Z racji tego że papiloty są wykonane z bardzo miękkiego tworzywa(pianka?) spało się w nich dość wygodnie. Nie gniotły mnie, ani nigdzie się nie wbijały. Rano jednak miałam problem z ich ściągnięciem... Niestety ale włosy były poplątane i ciężko było mi je delikatnie odwinąć z papilotów. Nie dało się ich wysunąć, musiałam je odkręcać powoli, by przez pociągnięcie nie zacisnąć ich jeszcze mocniej.

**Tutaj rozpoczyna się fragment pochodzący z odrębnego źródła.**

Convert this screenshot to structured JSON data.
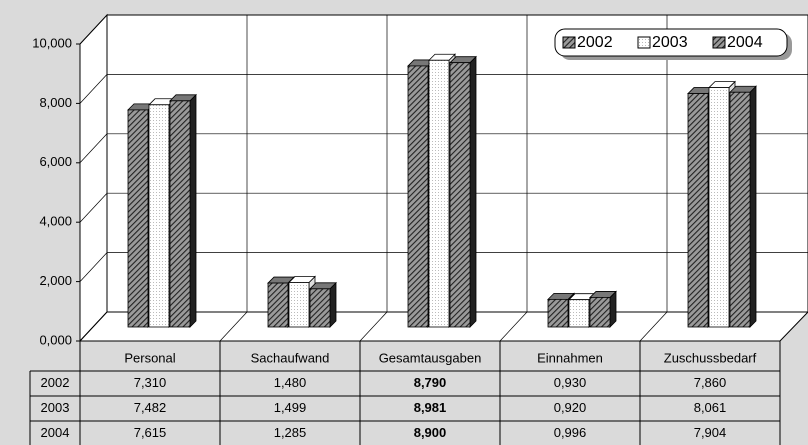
{
  "chart_data": {
    "type": "bar3d",
    "categories": [
      "Personal",
      "Sachaufwand",
      "Gesamtausgaben",
      "Einnahmen",
      "Zuschussbedarf"
    ],
    "series": [
      {
        "name": "2002",
        "color": "#4a4a4a",
        "pattern": "hatch",
        "values": [
          7.31,
          1.48,
          8.79,
          0.93,
          7.86
        ],
        "value_labels": [
          "7,310",
          "1,480",
          "8,790",
          "0,930",
          "7,860"
        ]
      },
      {
        "name": "2003",
        "color": "#ffffff",
        "pattern": "dots",
        "values": [
          7.482,
          1.499,
          8.981,
          0.92,
          8.061
        ],
        "value_labels": [
          "7,482",
          "1,499",
          "8,981",
          "0,920",
          "8,061"
        ]
      },
      {
        "name": "2004",
        "color": "#4a4a4a",
        "pattern": "hatch",
        "values": [
          7.615,
          1.285,
          8.9,
          0.996,
          7.904
        ],
        "value_labels": [
          "7,615",
          "1,285",
          "8,900",
          "0,996",
          "7,904"
        ]
      }
    ],
    "ylim": [
      0,
      10
    ],
    "yticks": [
      {
        "value": 0,
        "label": "0,000"
      },
      {
        "value": 2,
        "label": "2,000"
      },
      {
        "value": 4,
        "label": "4,000"
      },
      {
        "value": 6,
        "label": "6,000"
      },
      {
        "value": 8,
        "label": "8,000"
      },
      {
        "value": 10,
        "label": "10,000"
      }
    ],
    "grid": true,
    "legend": "top-right",
    "data_table": true
  }
}
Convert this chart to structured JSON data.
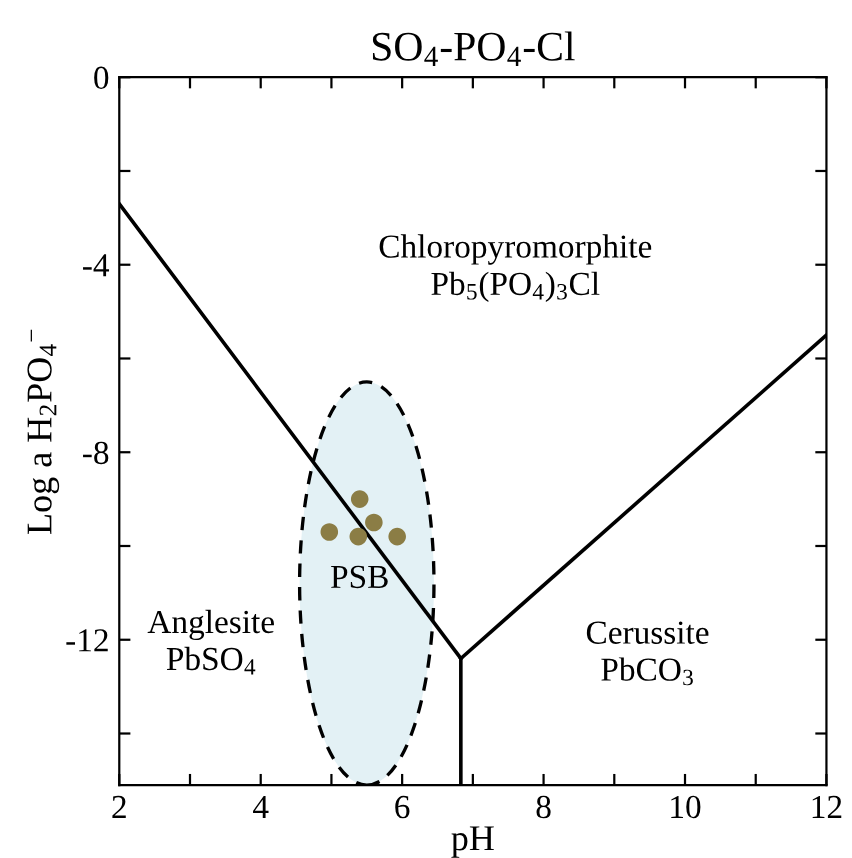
{
  "chart_data": {
    "type": "line",
    "title": "SO$_{4}$-PO$_{4}$-Cl",
    "xlabel": "pH",
    "ylabel": "Log a H$_{2}$PO$_{4}$$^{−}$",
    "xlim": [
      2,
      12
    ],
    "ylim": [
      -15.1,
      0
    ],
    "xticks": [
      2,
      {
        "value": 3,
        "label": null
      },
      4,
      {
        "value": 5,
        "label": null
      },
      6,
      {
        "value": 7,
        "label": null
      },
      8,
      {
        "value": 9,
        "label": null
      },
      10,
      {
        "value": 11,
        "label": null
      },
      12
    ],
    "yticks": [
      0,
      {
        "value": -2,
        "label": null
      },
      -4,
      {
        "value": -6,
        "label": null
      },
      -8,
      {
        "value": -10,
        "label": null
      },
      -12,
      {
        "value": -14,
        "label": null
      }
    ],
    "grid": false,
    "series": [
      {
        "color": "#000000",
        "x": [
          2,
          6.83
        ],
        "values": [
          -2.7,
          -12.4
        ]
      },
      {
        "color": "#000000",
        "x": [
          6.83,
          12
        ],
        "values": [
          -12.4,
          -5.5
        ]
      },
      {
        "color": "#000000",
        "x": [
          6.83,
          6.83
        ],
        "values": [
          -12.4,
          -15.1
        ]
      },
      {
        "type": "scatter",
        "color": "#8b7d45",
        "marker": "circle",
        "x": [
          4.97,
          5.4,
          5.6,
          5.38,
          5.93
        ],
        "values": [
          -9.7,
          -9.0,
          -9.5,
          -9.8,
          -9.8
        ]
      }
    ],
    "annotations": [
      "Chloropyromorphite\nPb$_{5}$(PO$_{4}$)$_{3}$Cl",
      "Anglesite\nPbSO$_{4}$",
      "PSB",
      "Cerussite\nPbCO$_{3}$"
    ]
  }
}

Efekt? Na początku się załamałam ;) Wyglądałam jak rasowy pudel! Chwyciłam piankę do włosów wgniotłam jej naprawdę sporo, włosy roztrzepałam palcami i starałam się je jakoś ułożyć. Mam też wrażenie, że włosy przez to wyglądają na bardzo wysuszone:/
No cóż. Ja nie jestem zadowolona z tego co wyszło na mojej głowie. Wiem, że niektórym dziewczyną podoba się taki efekt afro, jednak to zdecydowanie nie dla mnie, owszem efekt burzy loków uzyskałam, ale źle się z nim czuję i z pewnością więcej razy papilotów na włosy nie nałożę. Wolę delikatne fale w których wiem, że wyglądam dobrze ;)
A tak wyglądają sami winowajcy:
Teraz nie pozostaje mi nic innego jak umyć włosy i cieszyć się ich prostą naturalnością ;)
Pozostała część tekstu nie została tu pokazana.